In searching for our father, often after he has long been dead, we come up against our guilt for so very many things.  Blake Morrison is unsparingly honest in his description of his guilt with respect to his father who had built a house when he had retired from his doctor's practice:

He'd have liked me to have helped with the house, to be the apprentice, the plumber's mate, the Lad at his side.  But I was lazy, and living 200 miles away, and he roped in others instead... I feel guilty now for not having been there; I feel guilty for ever having grown up and away...Now chastened and frightened I want to tell him I was wrong - that it didn't matter any more to me that the only book I'd ever seen him reading (abandoned halfway through) was Jaws...Why had I thought my interests more important, less ephemeral than his?  What could I compare with this monument he'd built to himself?  What consolation can art be, what comfort are reading and writing, now that grief streams through the trees and this home he made for living in is about to become the house where he will die?  (ibid., 46-47)

We all have our regrets with respect to our fathers.  I regret the fact that I had not spent enough time with him in his later years.  My youngest brother Pat managed to do so because he was far less caught up in the Ego than I.  I seemed to be forever studying, seeking to go places academically, enthralled with the idea of the wonderful nature of knowledge and how important it was to be a possessor of the same, not because it would bring me money, but rather in the sense of Liberal Knowledge, namely knowledge for knowledge sake.  I also regret that once when I was 18 years old or so that I had hit him once when he was drunk and had caused his nose to bleed.  At the time I remember I had apologised, but deeply I was saddened by my own anger and at what I had reduced myself to doing.

The quest for father, then, is often a painful one.  The quest for all archetypes truly is.  We must be brave enough to face our own demons and all these demons are blocks to embracing the reality of the archetypes within us.

However, it is in facing our own finitude, our own death that embracing the father in us can be helpful.  We who plant the seed of life in a mother's womb will also fade away and die.  When we have done the task that nature has assigned us we, too, must fade away.  Even the myth of eternal youth and beauty and even eternal health itself all must needs die.  I remember my father saying to my American Aunt:  "Nancy, you're going to die healthy with a full set of teeth."  Ponder the wisdom in this saying even for a moment.  Realise the contradiction in terms humankind is.  Be mindful of the contradictions in your own life and try to lessen and assuage them.  Face the reality of your finitude, of your dying and of your death.  Embrace the sub-personalities within you and tame them.  Embrace the archetypes within you and learn to integrate them.  Jung spoke about the individuation process by which we become more and more at one in ourselves.
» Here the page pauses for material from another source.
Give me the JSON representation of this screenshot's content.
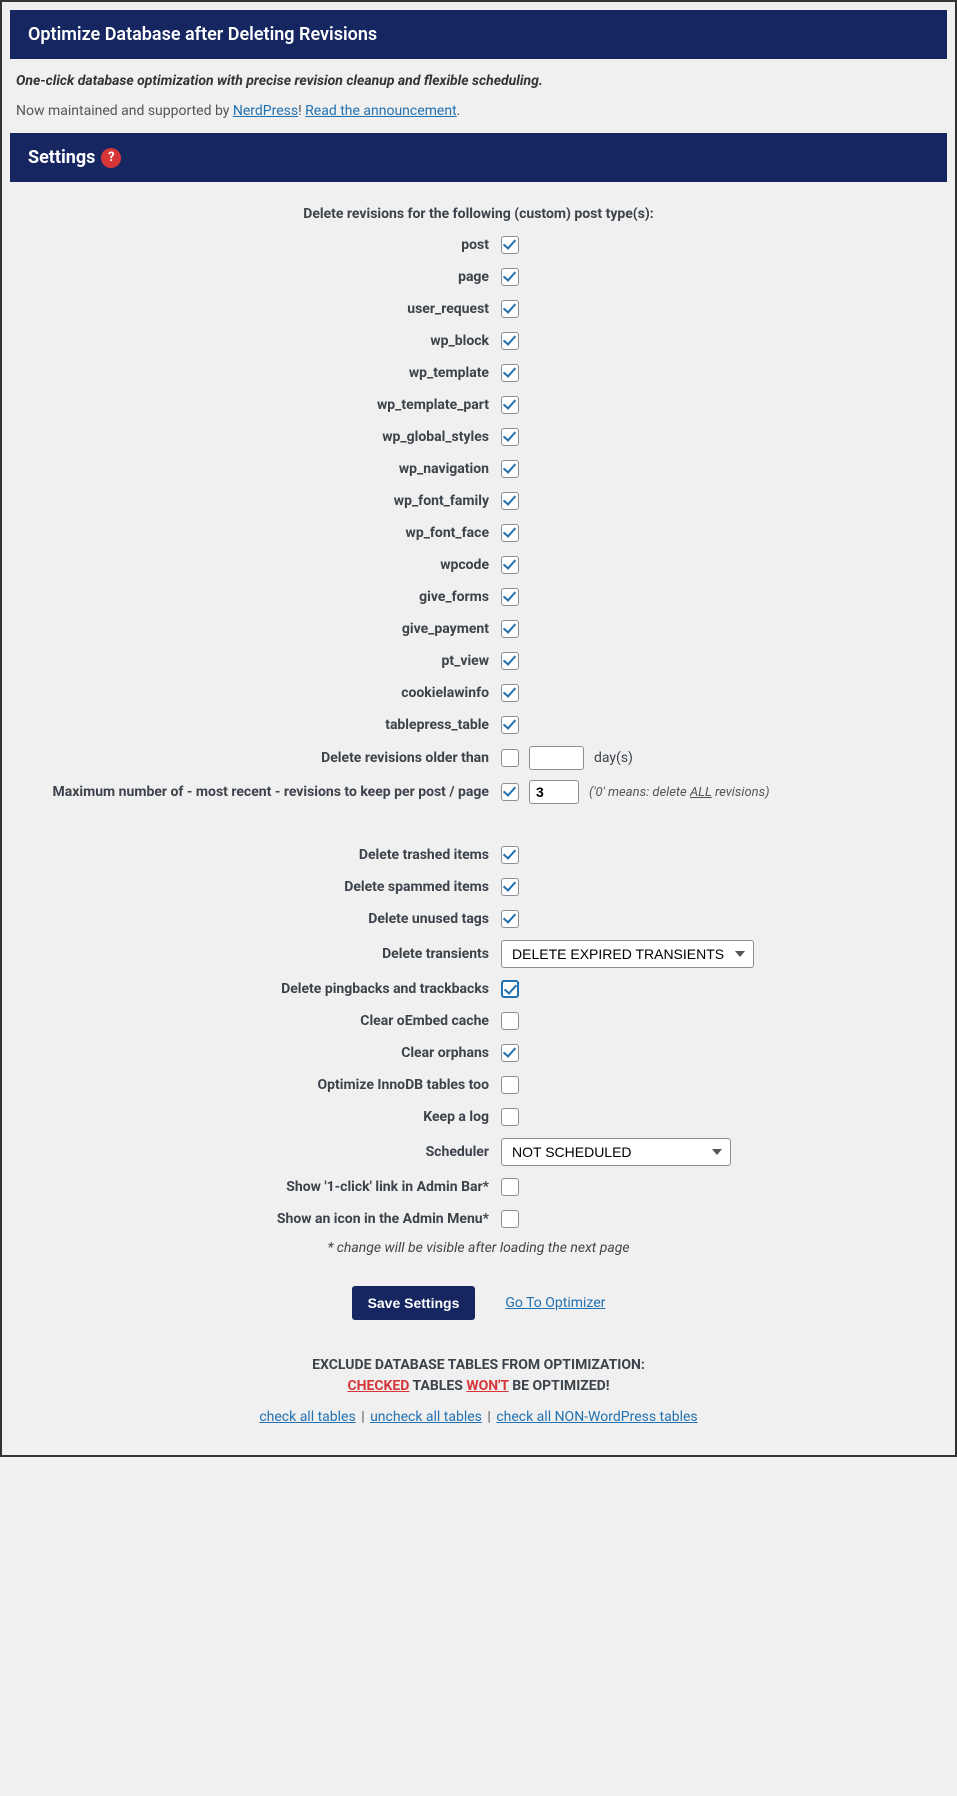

Storr, along Jungian lines, alludes to and explains this individuation process in these terms: "the integration of the personality."  For Storr and Jung it is the integration of opposites into a unity or "oneness" or whole that matters, not the denial of the negative and the heralding of the good - it is both together incorporated into the reality that the individual deeply is.

My father and mother with my two brothers and me in the very early sixties.